• De la calomnie comme stratégie électorale…

    Calomniez, calomniez, il en restera toujours quelque chose, disait Francis Bacon, philosophe anglais de la fin du XVIème-début du XVIIème siècle…

    Cette méthode, qui consiste à jeter en pâture, comme l’a fait Mediapart, l’honneur d’un homme et la réputation d’une institution au prétexte d' »impressions », de « soupçons » ou de « rumeurs », est détestable. Ce n’est pas du tout l’idée que je me fais de l’action publique. Ce n’est pas du tout ma conception de la chose publique.

    Je suis journaliste de formation.

    Quand j’écrivais mes articles, je me basais sur des faits. Je recueillais des témoignages. Je les vérifiais et les recoupais avant de les publier. Il ne me serait pas venu à l’idée une seule seconde de mettre en cause la réputation d’un homme sans être complètement sûr.

    Quand j’étais journaliste, je mettais également un point d’honneur à interroger exclusivement des « sources » et interlocuteurs fiables. Je n’aurais ainsi jamais imaginé écrire un article sur un homme politique en me basant exclusivement sur des informations fournies par un rival politique.

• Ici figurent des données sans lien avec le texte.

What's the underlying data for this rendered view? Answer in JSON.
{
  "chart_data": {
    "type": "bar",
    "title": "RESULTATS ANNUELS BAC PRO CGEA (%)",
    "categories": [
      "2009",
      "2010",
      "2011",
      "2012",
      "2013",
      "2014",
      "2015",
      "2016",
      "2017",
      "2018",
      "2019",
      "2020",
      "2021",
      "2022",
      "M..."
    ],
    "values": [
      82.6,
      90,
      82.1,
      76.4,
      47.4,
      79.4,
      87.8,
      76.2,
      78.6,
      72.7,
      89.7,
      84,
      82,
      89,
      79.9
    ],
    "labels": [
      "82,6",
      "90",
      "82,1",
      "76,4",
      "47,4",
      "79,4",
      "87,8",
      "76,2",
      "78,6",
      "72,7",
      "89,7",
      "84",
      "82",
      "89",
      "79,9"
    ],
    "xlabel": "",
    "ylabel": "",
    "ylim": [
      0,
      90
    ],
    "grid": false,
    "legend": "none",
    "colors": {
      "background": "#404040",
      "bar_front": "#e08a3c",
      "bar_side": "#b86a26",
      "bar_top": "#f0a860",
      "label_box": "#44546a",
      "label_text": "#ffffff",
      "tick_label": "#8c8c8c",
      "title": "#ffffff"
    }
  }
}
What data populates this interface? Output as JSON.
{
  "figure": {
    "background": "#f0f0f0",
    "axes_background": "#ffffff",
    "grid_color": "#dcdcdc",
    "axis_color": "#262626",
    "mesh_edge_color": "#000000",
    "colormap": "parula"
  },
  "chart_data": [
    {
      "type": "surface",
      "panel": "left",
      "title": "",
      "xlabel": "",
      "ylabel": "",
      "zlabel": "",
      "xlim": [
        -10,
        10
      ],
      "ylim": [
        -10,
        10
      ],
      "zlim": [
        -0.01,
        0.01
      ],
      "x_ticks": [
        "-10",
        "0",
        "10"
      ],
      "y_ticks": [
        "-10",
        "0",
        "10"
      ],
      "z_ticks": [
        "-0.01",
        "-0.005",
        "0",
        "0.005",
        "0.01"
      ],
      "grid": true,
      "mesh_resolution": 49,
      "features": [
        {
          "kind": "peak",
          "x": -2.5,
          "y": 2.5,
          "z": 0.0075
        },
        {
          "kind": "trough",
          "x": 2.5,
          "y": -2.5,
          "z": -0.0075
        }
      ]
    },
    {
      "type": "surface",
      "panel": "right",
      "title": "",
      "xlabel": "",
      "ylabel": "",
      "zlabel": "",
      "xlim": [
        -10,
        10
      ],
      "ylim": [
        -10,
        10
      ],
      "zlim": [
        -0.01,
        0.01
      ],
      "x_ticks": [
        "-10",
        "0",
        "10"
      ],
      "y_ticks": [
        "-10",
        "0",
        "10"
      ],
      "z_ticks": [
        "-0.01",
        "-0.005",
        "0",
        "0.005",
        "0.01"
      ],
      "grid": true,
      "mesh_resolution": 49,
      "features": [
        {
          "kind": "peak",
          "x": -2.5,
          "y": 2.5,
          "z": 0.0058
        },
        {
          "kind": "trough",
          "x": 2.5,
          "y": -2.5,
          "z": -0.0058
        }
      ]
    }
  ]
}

    On voit bien le risque.

    On peut, sur la base de rumeurs ou d’informations fausses, tenter de jeter le déshonneur sur un individu ou le discrédit sur une institution. On peut les clouer au pilori et les exposer à la vindicte populaire par le biais d’un seul papier.

    C’est ce que m’a fait vivre Mediapart, avec la collaboration active de l’opposition de gauche au Conseil départemental de la Côte-d’Or.

    Ce sont tout d’abord les élus de gauche qui, unanimement, ont saisi la Procureure de la République de « soupçons » d’accusations gravissimes, qui mettent en cause ni plus ni moins que ma probité, mon honnêteté et la qualité du travail de l’administration départementale.

    Peu importait alors à mon opposition les explications détaillées et publiques que je lui avais apportées en session plénière du Conseil départemental.

    Ces accusations étaient portées alors que se dessinait la campagne des élections départementales de mars 2015. On voit bien le but recherché par cette manœuvre. Il s’agissait de me nuire personnellement.

    Quand Mediapart a publié un article sur cette pseudo affaire, en janvier 2016, les mots utilisés par la journaliste ne laissaient que peu de place au doute.

    En tant que ancien ministre de Nicolas Sarkozy, je ne pouvais être que coupable. On connaît l’amour que Mediapart porte à l’ancien Chef de l’Etat. « Tambouille locale », « baron local », « bonne affaire », « détournement de fonds publics », « délits de favoritisme » ou « le sens de la solidarité bien à lui de François Sauvadet », tout, dans cet article, restait à charge.

    Ma culpabilité était, selon eux, prouvée. En un seul article, j’étais coupable des pires délits pour un élu.

    Sur le seul fondement de « soupçons » d’opposants politiques et par la seule démonstration d’une journaliste.

    Or, près de 18 mois après les dénonciations calomnieuses des Forces dites de « progrès » et après une enquête minutieuse, le Parquet financier de Paris vient de trancher.

    Et qu’a-t-il décidé ?

    Il a prononcé le classement sans suite de l’enquête préliminaire.

    Qu’est-ce que cela signifie ?

    Cela signifie qu’après avoir perquisitionné les locaux du Conseil départemental, après avoir entendu les principaux protagonistes et de nombreux agents départementaux, après avoir tout épluché, le Parquet a estimé qu’il n’avait aucun élément pour poursuivre ses investigations.

    18 mois après le début de l’affaire, le Parquet national financier vient donc de rétablir mon honneur.

    J’aurais aimé des excuses de la part de ceux qui m’avaient accusé à tort et un article signalant cette décision de justice dans Mediapart.

    J’attends encore… Et sans doute pour longtemps.